Since it has started to cool down a bit I finally got around to plugging my damaged tire. So far it seems to be working fine, but my god it was a pain.
First, I had to jack up the car. Normally not a big deal as there should be a mark on the chassis, right? Not that I could see. So I put the jack in what appeared to be the appropriate location and started cranking up. The jack only has a big eye on it, and you have to keep inserting and rotating this little metal bar from one side to the other, unlike every other car I’ve worked on. In the process part of this bar scraped along the rocker panel and scratched the paint. Damn.
Then, just as I almost had the car up to the correct level it suddenly dropped a bit with a loud crunching noise. A quick examination showed that I didn’t have the slot on the jack lined up with the seam of metal that joins the rocker panel to the floorpan, and the rocker panel partially collapsed under the weight of the car. I’m going to have to spray something on the now exposed metal because I suspect that this will be location for corrosion if I don’t.
After properly positioning the jack I went to loosen the lug nuts. Thankfully it’s nuts and not bolts because I hate positioning wheels when you don’t have a studs to hang them on. As usual, some idiot overtightened the lug nuts and it was a bitch to get them off. I was taught that you can use power tools to loosen the nuts, but tightening should be done by hand, preferably with a torque wrench (on alloy wheels - steelies should be fine with power tools). Even Edd China uses power tools to tighten the lug nuts on alloys and I cringe every time I see that.
Next task was to remove the item that punctured the tire. It looked like a nail but turned out to be a very pointy screw; I guess the head was worn down from driving with it in there so long. I didn’t know if I should fully deflate the tire or not (and I can’t remember which order I did the tasks in). Pulling it out was a challenge, even using a decent pair of dykes. Eventually it came out, but it was in there good.
Removing the Schrader valve was another bitch and a half. The plastic tool that came on a bottle of Slime sealant just twisted to nothingness. I searched for an old toolbox and found a metal valve stem cap that had a removal tool built-in, and one of the tangs broke off in the process. Crap. Eventually I removed that chunk of metal and found a much better removal tool that eventually coaxed out the valve.
Getting the plug in the tire was the next challenge. It was a tight fit to say the least. I smashed up the first one pretty good, so I was quite thankful that the kit had more. Liberally coating the second one with glue/cement I finally got it to the correct depth and got the tool out. I haven’t had that much exercise in quite some time, and I walk several miles several times per week.
So far the repair appears to be holding. Before the patch I would have to pump up the tire every couple of days, but it was getting steadily worse. Last Thursday, after not having driven for a couple of days, the tire was completely and totally flat.

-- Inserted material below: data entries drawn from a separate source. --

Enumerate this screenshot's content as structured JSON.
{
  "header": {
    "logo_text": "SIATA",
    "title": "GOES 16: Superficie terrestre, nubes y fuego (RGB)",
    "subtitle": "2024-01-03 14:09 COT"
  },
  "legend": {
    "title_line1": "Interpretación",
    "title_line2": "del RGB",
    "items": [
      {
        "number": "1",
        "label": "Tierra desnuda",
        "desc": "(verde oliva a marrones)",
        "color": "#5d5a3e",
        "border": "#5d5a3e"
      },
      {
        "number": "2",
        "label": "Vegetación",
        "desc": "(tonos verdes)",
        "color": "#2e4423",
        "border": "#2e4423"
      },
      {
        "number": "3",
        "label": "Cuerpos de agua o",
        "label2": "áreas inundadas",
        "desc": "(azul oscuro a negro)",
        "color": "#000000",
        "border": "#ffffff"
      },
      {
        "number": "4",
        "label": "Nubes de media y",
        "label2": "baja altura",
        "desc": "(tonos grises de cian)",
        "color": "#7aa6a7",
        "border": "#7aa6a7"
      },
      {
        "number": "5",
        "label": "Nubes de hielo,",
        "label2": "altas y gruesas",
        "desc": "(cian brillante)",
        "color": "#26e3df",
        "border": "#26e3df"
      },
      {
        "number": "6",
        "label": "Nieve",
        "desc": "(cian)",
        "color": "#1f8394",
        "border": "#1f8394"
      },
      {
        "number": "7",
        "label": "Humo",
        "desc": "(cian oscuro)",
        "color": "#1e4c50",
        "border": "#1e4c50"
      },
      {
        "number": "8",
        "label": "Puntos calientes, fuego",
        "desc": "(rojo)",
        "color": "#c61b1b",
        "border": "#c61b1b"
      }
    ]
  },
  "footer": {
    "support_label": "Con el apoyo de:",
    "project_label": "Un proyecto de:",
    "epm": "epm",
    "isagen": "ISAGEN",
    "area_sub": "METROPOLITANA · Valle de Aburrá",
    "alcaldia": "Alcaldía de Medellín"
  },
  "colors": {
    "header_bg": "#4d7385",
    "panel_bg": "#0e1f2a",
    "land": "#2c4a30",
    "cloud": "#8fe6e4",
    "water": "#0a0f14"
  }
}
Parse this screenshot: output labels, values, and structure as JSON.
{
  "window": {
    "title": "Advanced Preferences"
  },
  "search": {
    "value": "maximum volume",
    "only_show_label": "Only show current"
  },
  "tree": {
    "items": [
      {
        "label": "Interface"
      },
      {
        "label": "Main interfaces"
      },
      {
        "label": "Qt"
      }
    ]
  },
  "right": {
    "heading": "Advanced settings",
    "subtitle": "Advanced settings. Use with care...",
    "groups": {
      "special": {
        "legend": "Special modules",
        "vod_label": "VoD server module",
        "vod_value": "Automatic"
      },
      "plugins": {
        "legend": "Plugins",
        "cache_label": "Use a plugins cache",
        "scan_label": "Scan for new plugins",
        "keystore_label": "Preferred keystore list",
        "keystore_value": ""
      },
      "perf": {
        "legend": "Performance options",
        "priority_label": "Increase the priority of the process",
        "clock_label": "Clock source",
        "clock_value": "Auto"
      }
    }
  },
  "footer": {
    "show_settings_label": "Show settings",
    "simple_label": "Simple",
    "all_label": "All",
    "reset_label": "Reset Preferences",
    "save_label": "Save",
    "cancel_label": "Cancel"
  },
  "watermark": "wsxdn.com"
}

Today I checked several times throughout the course of the day and the pressure hasn’t varied. Not even by 1.5 PSI.
Even though it’s a fairly basic implementation, I am grateful for the TPMS system. I must admit that I’m not quite as good at checking tire pressure as I should (and used to) be, but getting old will do that to you (it’s a long way down to those valve stems). I have relied on TPMS to let me know when there’s a problem, and so far it has done a stellar job. I have a good compressor and nice tire pressure gauge, so as soon as I get a warning I pull over and take care of the issue.
I know - TL; DR. But does anyone have any suggestions as to how to seal/protect the damaged sheet metal on the rocker panel? I don’t want to lose this car to rot; it’s a rare manual transmission minivan that I plan on keeping forever, even when I buy other cars (Miata is probably next on the list). If I was still in California I’d be less concerned (although the metal around the lip of the trunk rotted through on my E21 and it spent it’s entire life in SoCal), but here in St. Louis with the salty roads in Winter I want to make sure rot never sets in.